Optimization of Natural Circulation District Heating Reactor Primary Heat Exchangers

Abstract

Small modular reactors (SMRs) are gaining interest as a potential solution for cost-effective, carbon-neutral district heat (DH) production. The low pressures and temperatures permit much lighter and cheaper designs than in power plants, and efficiency is high as all heat generated can be sold to customers. In this work, the optimization of the primary heat exchangers in a natural-circulation 50-MW heating reactor concept was carried out to obtain an initial feasibility estimate for the concept for both baseload and load-following operation, as well as to obtain information on the characteristics of an optimized design. Studies on small natural circulation heat-only SMRs and the impact of heat exchanger design on the overall dimensions and economics have not been published before. Although a detailed heat exchanger cost model was used, the results should be considered tentative initial estimates, as much of the cost impact from the heat exchanger design comes from the effect the design has on the pressure vessel dimensions.

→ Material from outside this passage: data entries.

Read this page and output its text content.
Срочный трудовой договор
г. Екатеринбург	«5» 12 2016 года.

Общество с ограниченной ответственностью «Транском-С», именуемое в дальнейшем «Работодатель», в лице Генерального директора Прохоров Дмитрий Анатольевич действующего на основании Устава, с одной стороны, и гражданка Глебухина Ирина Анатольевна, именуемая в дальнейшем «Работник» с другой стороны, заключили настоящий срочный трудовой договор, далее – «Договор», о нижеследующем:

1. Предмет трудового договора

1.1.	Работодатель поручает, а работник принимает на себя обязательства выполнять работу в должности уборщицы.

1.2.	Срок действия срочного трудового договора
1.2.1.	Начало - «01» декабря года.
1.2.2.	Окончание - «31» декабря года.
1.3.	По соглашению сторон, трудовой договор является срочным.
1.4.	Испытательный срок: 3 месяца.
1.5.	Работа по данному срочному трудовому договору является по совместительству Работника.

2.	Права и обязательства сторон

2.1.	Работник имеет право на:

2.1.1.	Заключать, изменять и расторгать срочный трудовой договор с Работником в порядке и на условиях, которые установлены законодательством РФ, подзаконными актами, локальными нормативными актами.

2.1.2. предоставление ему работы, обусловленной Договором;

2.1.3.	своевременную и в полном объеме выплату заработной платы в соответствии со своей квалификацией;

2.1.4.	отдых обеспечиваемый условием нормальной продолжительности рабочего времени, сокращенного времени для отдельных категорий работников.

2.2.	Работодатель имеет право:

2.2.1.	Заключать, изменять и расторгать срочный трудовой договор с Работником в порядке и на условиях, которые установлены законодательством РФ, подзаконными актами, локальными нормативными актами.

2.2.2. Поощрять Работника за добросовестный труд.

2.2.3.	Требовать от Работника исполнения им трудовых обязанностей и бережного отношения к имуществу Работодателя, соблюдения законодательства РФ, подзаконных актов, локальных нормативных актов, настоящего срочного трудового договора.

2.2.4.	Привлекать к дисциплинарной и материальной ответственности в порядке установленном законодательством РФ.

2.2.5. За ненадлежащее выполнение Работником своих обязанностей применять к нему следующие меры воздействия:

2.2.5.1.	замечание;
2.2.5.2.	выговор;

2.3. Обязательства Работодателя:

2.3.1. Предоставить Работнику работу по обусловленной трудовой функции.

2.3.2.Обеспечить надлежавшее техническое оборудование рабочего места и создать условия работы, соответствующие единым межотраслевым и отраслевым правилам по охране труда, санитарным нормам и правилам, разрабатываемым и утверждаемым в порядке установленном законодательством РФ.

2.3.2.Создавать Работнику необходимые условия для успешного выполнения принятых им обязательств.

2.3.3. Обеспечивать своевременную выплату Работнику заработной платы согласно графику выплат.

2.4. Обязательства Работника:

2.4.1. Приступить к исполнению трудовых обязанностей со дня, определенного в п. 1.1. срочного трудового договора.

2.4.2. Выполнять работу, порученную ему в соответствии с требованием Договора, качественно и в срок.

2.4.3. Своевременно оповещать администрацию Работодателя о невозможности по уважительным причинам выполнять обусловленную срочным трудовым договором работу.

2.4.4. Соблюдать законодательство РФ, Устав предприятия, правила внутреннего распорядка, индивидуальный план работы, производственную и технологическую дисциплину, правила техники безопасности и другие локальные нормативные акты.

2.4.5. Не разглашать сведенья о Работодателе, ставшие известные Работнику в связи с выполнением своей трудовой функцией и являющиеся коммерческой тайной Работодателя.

While more detailed pressure vessel designs and cost functions are needed for final optimization, the feasibility of the concept is shown. Optimization for different load profiles produced near-identical designs, with the downcomer divided approximately in half between the heat exchanger at the top and an empty space at the bottom to maximize the pressure difference available for natural circulation. Although conservative, even pessimistic estimates were used in the absence of detailed cost functions, cost prices of 30–55 EUR/MWhDH at a 10% interest rate were obtained, or only 20–40 EUR/MWhDH at a 5% interest rate. This indicates potentially good competitiveness for the considered DH SMR concept.